What do you think of the changes at hand?  Where have you seen real clinical development innovation – one that isn’t just slideware but impacts patients and our business?  We welcome your ideas and will continue to share ours.

6 comments

  1. It’s interesting to hear about the conferences you’ve attended over the last few years. Why do you think the agenda has remained similar? I assume that the individuals who attend these conferences don’t need nearly the convincing as the larger industry audience.

    How things are presented is just as important as what is presented. If it’s a call to action, then the presentation is even more important. I’m looking forward to learning more about the design challenge.

  2. Good question, Adam. I’m not really sure, but I suspect the agenda similarity can be attributed to factors like: same participants over the years, not a lot of cross-industry interaction (I believe innovation happens on the edges of systems), a generally conservative yet still profitable model today, and conference coordinators largely trying to appease the establishment – not the innovators. What do you think?

  3. Tom,
    I think there is something to your point about traditional conferences favoring the entrenched over the innovators. There are a variety of potential remedies, but one that particularly interests me is experimentation with nontraditional conference formats.

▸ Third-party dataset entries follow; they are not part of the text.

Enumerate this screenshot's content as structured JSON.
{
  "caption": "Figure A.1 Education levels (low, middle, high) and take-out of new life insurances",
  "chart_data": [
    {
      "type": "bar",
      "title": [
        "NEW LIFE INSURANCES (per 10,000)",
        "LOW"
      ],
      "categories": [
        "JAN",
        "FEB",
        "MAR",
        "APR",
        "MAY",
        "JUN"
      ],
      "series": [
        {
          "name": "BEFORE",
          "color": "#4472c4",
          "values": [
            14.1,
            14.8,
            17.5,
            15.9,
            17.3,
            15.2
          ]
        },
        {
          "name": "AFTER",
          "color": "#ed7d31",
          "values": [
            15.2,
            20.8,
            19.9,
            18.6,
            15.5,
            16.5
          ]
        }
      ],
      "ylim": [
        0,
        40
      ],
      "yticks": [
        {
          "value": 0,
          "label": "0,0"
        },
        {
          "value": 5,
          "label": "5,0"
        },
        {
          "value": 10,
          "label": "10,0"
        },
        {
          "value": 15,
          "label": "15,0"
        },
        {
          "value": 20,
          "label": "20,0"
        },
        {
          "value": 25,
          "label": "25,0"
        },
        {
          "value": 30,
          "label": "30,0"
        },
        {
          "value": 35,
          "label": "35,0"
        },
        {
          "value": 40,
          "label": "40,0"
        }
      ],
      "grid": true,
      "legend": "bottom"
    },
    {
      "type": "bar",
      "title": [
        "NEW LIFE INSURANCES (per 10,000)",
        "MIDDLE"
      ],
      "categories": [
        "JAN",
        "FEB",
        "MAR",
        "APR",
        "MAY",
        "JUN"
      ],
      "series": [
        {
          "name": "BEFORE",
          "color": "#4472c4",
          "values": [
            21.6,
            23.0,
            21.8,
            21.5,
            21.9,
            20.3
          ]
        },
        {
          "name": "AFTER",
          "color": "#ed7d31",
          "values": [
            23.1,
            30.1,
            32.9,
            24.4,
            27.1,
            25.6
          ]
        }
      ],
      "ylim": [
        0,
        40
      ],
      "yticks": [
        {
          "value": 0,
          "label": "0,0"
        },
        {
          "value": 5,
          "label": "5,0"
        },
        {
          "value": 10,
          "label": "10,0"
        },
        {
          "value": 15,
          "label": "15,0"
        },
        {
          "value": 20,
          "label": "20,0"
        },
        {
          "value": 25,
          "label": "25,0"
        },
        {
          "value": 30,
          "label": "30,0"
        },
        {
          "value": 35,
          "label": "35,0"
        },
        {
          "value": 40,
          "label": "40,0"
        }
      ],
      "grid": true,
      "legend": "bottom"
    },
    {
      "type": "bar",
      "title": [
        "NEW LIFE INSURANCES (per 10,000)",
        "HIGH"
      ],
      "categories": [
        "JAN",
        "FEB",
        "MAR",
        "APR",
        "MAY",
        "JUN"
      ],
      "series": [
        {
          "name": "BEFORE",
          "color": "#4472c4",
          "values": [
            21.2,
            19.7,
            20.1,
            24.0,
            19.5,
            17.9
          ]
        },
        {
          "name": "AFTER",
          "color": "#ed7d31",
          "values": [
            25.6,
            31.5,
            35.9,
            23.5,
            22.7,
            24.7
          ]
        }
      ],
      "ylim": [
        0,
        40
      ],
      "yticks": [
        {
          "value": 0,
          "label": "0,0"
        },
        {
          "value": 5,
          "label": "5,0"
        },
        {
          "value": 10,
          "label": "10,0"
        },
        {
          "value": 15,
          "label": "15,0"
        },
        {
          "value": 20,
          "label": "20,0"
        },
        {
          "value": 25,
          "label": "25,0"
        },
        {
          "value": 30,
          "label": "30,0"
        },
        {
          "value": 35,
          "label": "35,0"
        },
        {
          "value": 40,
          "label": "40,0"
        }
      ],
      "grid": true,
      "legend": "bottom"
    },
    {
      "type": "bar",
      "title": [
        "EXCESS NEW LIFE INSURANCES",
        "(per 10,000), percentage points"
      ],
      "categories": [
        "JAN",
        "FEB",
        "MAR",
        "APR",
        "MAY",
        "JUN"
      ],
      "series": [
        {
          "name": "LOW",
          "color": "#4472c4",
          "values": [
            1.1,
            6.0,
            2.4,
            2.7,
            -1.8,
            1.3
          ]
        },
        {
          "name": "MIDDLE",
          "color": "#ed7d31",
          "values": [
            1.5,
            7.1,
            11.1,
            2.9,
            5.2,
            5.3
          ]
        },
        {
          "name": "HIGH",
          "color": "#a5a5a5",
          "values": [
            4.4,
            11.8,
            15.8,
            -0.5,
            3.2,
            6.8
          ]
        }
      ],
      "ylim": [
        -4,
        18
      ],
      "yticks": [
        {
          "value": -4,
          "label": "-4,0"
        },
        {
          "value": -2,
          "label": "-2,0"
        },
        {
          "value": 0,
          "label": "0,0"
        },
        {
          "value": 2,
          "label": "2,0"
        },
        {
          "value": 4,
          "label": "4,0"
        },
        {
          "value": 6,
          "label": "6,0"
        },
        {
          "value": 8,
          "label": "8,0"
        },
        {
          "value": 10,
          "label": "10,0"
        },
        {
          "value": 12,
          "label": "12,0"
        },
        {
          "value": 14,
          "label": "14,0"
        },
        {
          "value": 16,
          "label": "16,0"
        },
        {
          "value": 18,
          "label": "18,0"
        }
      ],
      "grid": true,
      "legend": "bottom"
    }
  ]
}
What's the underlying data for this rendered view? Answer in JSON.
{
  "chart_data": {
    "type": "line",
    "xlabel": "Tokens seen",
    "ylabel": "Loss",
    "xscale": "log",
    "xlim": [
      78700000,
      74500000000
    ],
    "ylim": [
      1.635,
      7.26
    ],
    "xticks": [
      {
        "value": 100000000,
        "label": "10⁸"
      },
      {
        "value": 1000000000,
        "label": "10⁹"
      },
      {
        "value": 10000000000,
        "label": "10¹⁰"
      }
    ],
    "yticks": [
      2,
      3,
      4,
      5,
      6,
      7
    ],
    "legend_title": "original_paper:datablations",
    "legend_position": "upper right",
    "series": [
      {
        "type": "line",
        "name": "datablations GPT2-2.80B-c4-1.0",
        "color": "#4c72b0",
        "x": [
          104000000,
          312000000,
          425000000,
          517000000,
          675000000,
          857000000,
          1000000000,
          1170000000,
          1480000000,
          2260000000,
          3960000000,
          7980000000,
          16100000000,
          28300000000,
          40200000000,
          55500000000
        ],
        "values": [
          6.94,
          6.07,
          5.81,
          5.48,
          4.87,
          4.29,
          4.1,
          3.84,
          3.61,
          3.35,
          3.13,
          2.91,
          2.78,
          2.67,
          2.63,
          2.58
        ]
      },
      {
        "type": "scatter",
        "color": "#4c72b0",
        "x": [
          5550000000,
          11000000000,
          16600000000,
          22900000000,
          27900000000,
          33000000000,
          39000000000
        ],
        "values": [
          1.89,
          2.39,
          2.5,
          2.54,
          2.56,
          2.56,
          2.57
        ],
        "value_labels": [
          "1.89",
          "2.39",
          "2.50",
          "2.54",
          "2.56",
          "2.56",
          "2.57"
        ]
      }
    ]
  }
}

    One format that has proliferated in the tech industry is the “unconference.” Unconferences are more participatory and can take on a variety of unique formats that encourage new ideas to bubble up.

    http://en.wikipedia.org/wiki/Unconference

  4. Tom, I agree completely. Although the topic of discussion is progressing, at the end of the day, we’re doing the same thing we always have. I’m encouraged by your challenge and calls to action. To say it is one thing but to believe it and act on it is totally different.

    Appeasing the establishment is setting the establishment up for disruption. Sounds like a false positive.

  5. I love the Clinical Trial Heroes campaign and I’m all for disseminating information. However, as more companies emerge to market trials directly to “e-patients” I hope, as an industry, we will continue to balance the desire to promote and enroll new trials with the responsibility of providing fair, balanced, and non-coercive information to potential trial subjects.

    Most clinical trials fail to demonstrate absolute safety and efficacy and the risks and benefits of trial participation need to always be presented in a clear, forthcoming, and transparent way. The call to action is good, but there needs to be a second, at least equally-resonate call for continued responsibility and protection of rights for patients that participate in clinical trials.

    • Point well taken. There’s a fundamental shift required, from the patient as “subject” to be marketed to, towards a trial participant who is part of the overall research process. Transparency regarding risks, benefits and support and protection of participant rights is part of the ethical foundation required to shift the model.